Using parallelism in pomegranate is as simple as specifying the n_jobs parameter in any of the methods– both fitting and prediction methods!

For example:

import pomegranate, numpy

X = numpy.random.randn(1000, 1)

# No parallelism
model = GeneralMixtureModel.from_samples(NormalDistribution, 3, X)

# Some parallelism
model = GeneralMixtureModel.from_samples(NormalDistribution, 3, X, n_jobs=2)

# Maximum parallelism
model = GeneralMixtureModel.from_samples(NormalDistribution, 3, X, n_jobs=-1)


If you instead have a fit model and you’re just looking to speed up prediction time, you need only pass the n_jobs parameter in to those methods as well.

model = <fit model>
X = numpy.random.randn(1000, 1)

# No parallelism
y = model.predict_proba(X)

# Some parallelism
y = model.predict_proba(X, n_jobs=2)

# Maximum parallelism
y = model.predict_proba(X, n_jobs=-1)


## FAQ¶

1. What models support parallelism?
1. All models should support parallel fitting. All models (except for HMMs) support parallel predictions natively through the n_jobs parameter. Basic distributions do not support parallelism as they typically take a neglible amount of time to do anything with.
1. How can I parallelize something that doesn’t have built-in parallelism?
1. You can easily write a parallelized prediction wrapper for any model using multiprocessing. It would likely look like the following:
from joblib import Parallel, delayed
from pomegranate import BayesianNetwork

def parallel_predict(name, X):
"""Load up a pomegranate model and predict a subset of X"""

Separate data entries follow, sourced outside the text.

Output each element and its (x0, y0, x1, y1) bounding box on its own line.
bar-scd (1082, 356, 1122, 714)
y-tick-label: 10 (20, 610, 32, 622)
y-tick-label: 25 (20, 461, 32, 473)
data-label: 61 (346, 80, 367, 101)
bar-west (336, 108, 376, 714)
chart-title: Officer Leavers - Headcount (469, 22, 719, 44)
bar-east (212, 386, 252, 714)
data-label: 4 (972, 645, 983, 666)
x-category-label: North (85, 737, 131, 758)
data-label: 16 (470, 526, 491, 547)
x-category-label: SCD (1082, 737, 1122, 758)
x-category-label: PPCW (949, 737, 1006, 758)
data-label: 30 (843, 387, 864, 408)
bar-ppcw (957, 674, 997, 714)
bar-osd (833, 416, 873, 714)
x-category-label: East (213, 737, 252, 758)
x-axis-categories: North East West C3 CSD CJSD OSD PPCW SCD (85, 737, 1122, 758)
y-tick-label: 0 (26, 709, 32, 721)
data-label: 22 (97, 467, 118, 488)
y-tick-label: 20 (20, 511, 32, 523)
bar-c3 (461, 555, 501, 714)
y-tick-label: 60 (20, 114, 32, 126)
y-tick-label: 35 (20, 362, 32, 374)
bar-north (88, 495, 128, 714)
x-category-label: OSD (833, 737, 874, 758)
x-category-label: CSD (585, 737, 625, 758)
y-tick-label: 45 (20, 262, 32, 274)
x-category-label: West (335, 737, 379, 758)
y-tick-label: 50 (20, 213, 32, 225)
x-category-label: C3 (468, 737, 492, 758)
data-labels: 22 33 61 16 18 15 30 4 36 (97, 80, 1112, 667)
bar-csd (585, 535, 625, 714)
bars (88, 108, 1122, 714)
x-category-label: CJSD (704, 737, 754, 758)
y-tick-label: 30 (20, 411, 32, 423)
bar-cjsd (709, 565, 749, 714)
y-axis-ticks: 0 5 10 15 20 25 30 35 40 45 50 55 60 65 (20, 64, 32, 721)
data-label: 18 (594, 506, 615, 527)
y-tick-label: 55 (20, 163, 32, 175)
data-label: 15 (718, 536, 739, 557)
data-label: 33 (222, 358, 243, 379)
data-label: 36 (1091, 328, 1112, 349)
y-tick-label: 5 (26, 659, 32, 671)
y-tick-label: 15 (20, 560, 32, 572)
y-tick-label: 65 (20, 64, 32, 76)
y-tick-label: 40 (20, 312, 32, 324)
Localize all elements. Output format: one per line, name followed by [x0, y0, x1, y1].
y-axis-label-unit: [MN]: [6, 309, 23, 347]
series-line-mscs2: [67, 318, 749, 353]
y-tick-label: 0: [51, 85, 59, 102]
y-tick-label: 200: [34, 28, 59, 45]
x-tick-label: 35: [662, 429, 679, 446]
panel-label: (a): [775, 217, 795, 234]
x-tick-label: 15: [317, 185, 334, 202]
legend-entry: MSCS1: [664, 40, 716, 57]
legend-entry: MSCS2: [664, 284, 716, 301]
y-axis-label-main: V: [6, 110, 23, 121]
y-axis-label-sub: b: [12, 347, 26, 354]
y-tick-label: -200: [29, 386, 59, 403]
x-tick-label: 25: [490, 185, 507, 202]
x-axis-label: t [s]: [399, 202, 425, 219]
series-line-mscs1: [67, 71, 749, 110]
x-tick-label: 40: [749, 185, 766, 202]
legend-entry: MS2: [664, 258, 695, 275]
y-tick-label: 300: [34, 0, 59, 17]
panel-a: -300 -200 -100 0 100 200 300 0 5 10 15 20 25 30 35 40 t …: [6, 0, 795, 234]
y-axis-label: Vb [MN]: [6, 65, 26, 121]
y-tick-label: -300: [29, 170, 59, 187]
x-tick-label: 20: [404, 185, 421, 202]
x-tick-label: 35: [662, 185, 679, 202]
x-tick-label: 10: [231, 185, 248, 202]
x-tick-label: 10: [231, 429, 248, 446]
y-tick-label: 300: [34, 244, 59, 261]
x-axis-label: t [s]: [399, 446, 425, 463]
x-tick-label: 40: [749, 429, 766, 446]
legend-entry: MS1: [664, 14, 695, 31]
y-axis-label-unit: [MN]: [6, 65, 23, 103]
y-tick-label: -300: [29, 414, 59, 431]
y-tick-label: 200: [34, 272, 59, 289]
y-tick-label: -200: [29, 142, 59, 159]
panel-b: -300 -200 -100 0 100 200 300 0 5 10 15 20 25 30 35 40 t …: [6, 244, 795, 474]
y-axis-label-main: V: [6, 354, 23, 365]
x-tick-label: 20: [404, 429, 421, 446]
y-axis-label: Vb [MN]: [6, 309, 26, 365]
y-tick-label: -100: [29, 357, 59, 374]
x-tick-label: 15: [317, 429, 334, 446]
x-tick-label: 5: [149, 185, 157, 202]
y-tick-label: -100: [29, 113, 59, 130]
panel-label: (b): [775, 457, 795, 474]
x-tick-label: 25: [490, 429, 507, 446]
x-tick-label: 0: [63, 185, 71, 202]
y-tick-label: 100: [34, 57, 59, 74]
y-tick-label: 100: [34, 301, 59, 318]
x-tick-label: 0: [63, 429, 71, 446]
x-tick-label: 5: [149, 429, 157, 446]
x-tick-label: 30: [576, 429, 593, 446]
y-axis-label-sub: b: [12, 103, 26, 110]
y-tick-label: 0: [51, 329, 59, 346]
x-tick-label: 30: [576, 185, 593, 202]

model = BayesianNetwork.from_json(name)
return model.predict(X)

model = BayesianNetwork.from_samples(X_train)
with open("model.json", "w") as outfile:
outfile.write(model.to_json())

n = len(X_test)
starts, ends = [i*n/4 for i in range(4)], [(i+1)*n/4 for i in range(4)]

y_pred = Parallel(n_jobs=4)( delayed(parallel_predict)(
X_test[start:end]) for start, end in zip(starts, ends))

1. What is the difference between multiprocessing and multithreading?
1. Multiprocessing involves creating a whole new Python process and passing the relevant data over to it. Multithreading involves creating multiple threads within the same Python process that all have access to the same memory. Multithreading is frequently more efficient because it doesn’t involve copying potentially large amounts of data between different Python processes.
1. Why don’t all modules use multithreading?
1. Python has the Global Interpreter Lock (GIL) enabled which prevents more than one thread to execute per processes. The work-around is multiprocessing, which simply creates multiple processes that each have one thread working. When one uses Cython, they can disable to GIL when using only C-level primitives. Since most of the compute-intensive tasks involve only C-level primitives, multithreading is a natural choice for pomegranate. In situations where the size of the data is small and the cost of transferring it from one process to another is negligible, then multithreading can simply make things more complicated.